Network pharmacology and experimental validation identify the targets of Marsdenia tenacissima in neutrophilic asthma treatment

Ethnopharmacological relevance: Neutrophilic asthma (NA) refers to an asthma phenotype characterized by significantly elevated levels of neutrophils in induced sputum samples. It is typically associated with a poor response to glucocorticoid therapy and an increased frequency of disease exacerbations. Factors such as pathogen infections and oxidative stress are believed to be associated with the progression of the disease. Marsdenia tenacissima (Roxb.) Wight et Arn (MT), a traditional Chinese medicinal herb, has been extensively utilized for centuries in the treatment of airway inflammatory disorders, particularly asthma. Despite its prolonged clinical application, the specific molecular mechanisms responsible for its therapeutic effects remain inadequately elucidated.

Aim of the study: This study aims to reveal the molecular mechanisms underlying the therapeutic effects of MT in NA by an integrated approach of network pharmacology combined with in vivo and in vitro experiments.

Material and methods: We constructed a mouse model of NA using house dust Mite (HDM) and lipopolysaccharide (LPS). The therapeutic effects of MT on NA were assessed through pulmonary function tests, histology, and enzyme-linked immunosorbent assay (ELISA). Using network pharmacology, we screened the key compounds of MT for treating NA and their potential targets, which were validated through molecular docking and molecular dynamics simulations. Using in vitro cytotoxicity assay, ELISA, real-time quantitative polymerase chain reaction (qPCR), transwell assay, Western blot (WB), cell thermal shift assay (CETSA), and in vivo experiments, we verified the therapeutic effects and potential mechanism of the key compound.

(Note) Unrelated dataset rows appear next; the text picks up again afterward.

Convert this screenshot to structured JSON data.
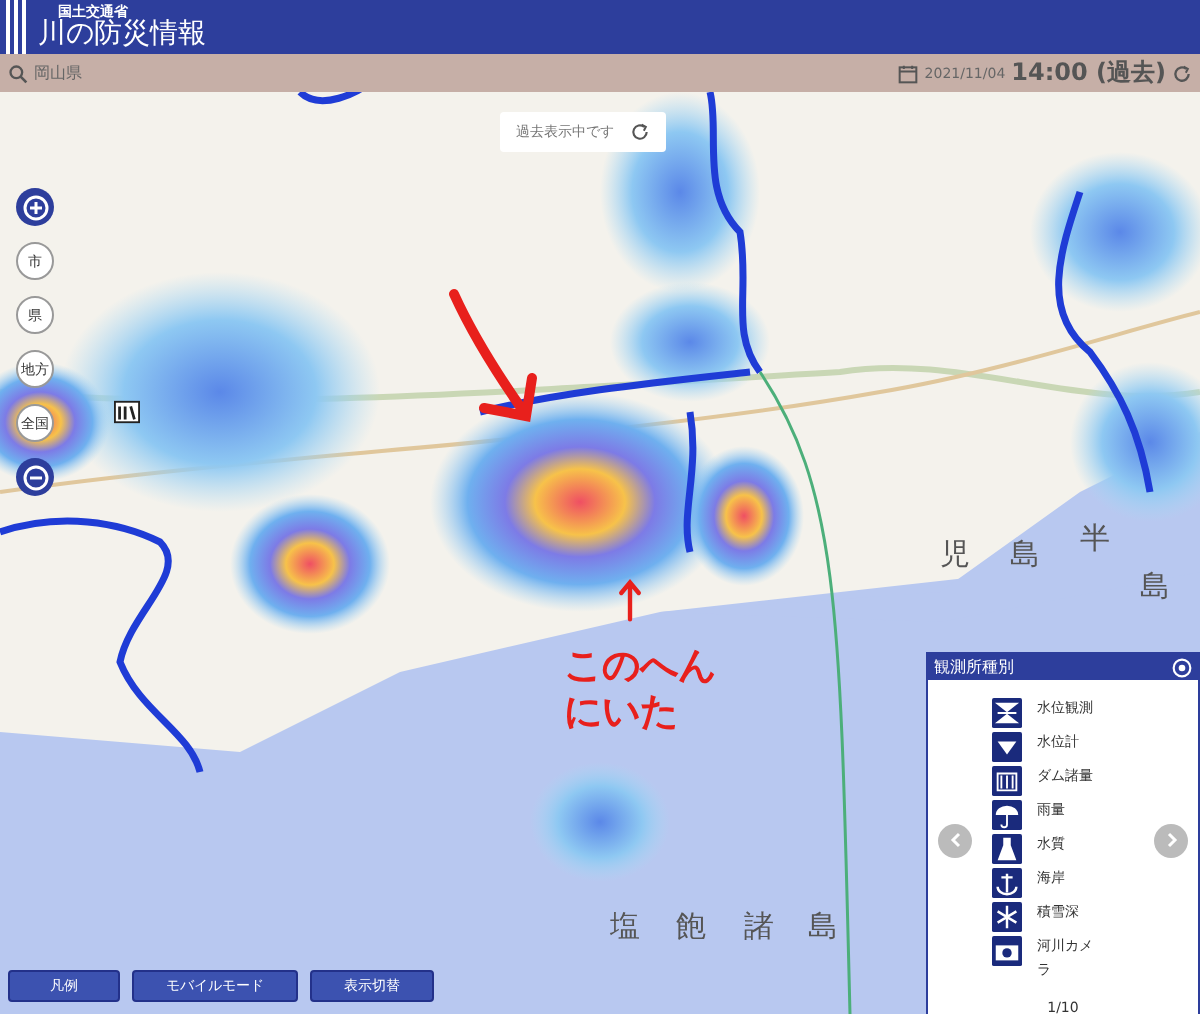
{
  "header": {
    "ministry": "国土交通省",
    "title": "川の防災情報"
  },
  "toolbar": {
    "region": "岡山県",
    "date": "2021/11/04",
    "time": "14:00 (過去)"
  },
  "map": {
    "notice": "過去表示中です",
    "zoom_levels": [
      "市",
      "県",
      "地方",
      "全国"
    ],
    "labels": [
      "児",
      "島",
      "半",
      "島",
      "塩",
      "飽",
      "諸",
      "島"
    ],
    "annotation": [
      "このへん",
      "にいた"
    ]
  },
  "legend": {
    "title": "観測所種別",
    "items": [
      {
        "kind": "level-obs",
        "label": "水位観測"
      },
      {
        "kind": "level-gauge",
        "label": "水位計"
      },
      {
        "kind": "dam",
        "label": "ダム諸量"
      },
      {
        "kind": "rain",
        "label": "雨量"
      },
      {
        "kind": "quality",
        "label": "水質"
      },
      {
        "kind": "coast",
        "label": "海岸"
      },
      {
        "kind": "snow",
        "label": "積雪深"
      },
      {
        "kind": "camera",
        "label": "河川カメラ"
      }
    ],
    "page": "1/10"
  },
  "buttons": [
    "凡例",
    "モバイルモード",
    "表示切替"
  ]
}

Results: The Gene Ontology (GO) and Kyoto Encyclopedia of Genes and Genomes (KEGG) enrichment analysis of the intersection between MT's targets and asthma targets revealed that MT acts on multiple biological processes and pathways related to NA. We demonstrated that MT alleviates asthma symptoms, neutrophil infiltration, and the release of inflammatory cytokines in vitro. Employing network pharmacology, we identified 17β-Tenacigenin B as the key compound of MT, targeting interleukin (IL)-6 and Janus kinase (JAK)1, thereby modulating the JAK/STAT and its downstream PI3K/Akt/mTOR pathway. Molecular docking, molecular dynamics simulations, and CETSA demonstrated stable binding between this compound and its targets. The therapeutic effects of the key compound and the key protein within these pathways were validated in vivo and in vitro. Furthermore, we confirmed the therapeutic effects of MT in NA by suppressing the IL-6/JAK/STAT pathway through the administration of LMT-28, the IL-6 Inhibitor.

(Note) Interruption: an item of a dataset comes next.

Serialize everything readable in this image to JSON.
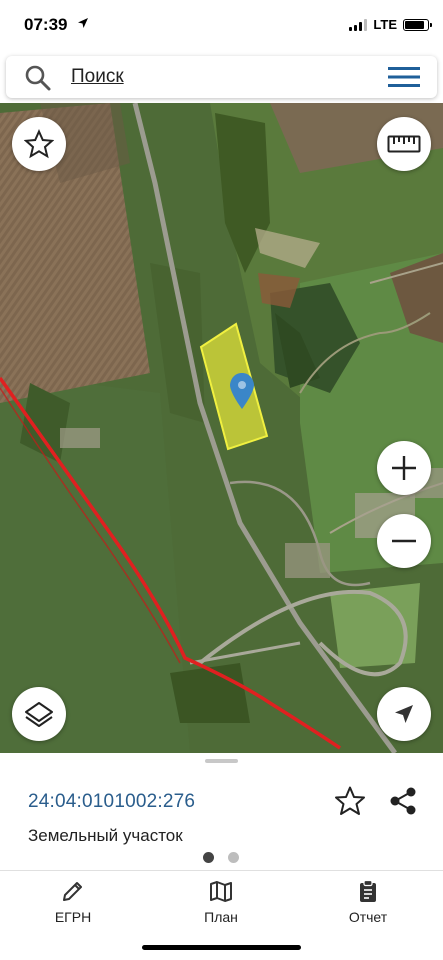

Conclusions: This research revealed that MT treats NA through the IL-6/JAK/STAT and PI3K/Akt/mTOR pathways. It is worth noting that this is the first time that network pharmacology has been comprehensively used to explore the mechanism of MT in treating asthma. This finding advances our understanding of the pharmacological mechanisms underlying MT and lends support to its usage as a treatment agent for NA.

IL-6/JAK/STAT; Marsdenia tenacissima; Neutrophilic asthma; PI3K/AKT/mTOR.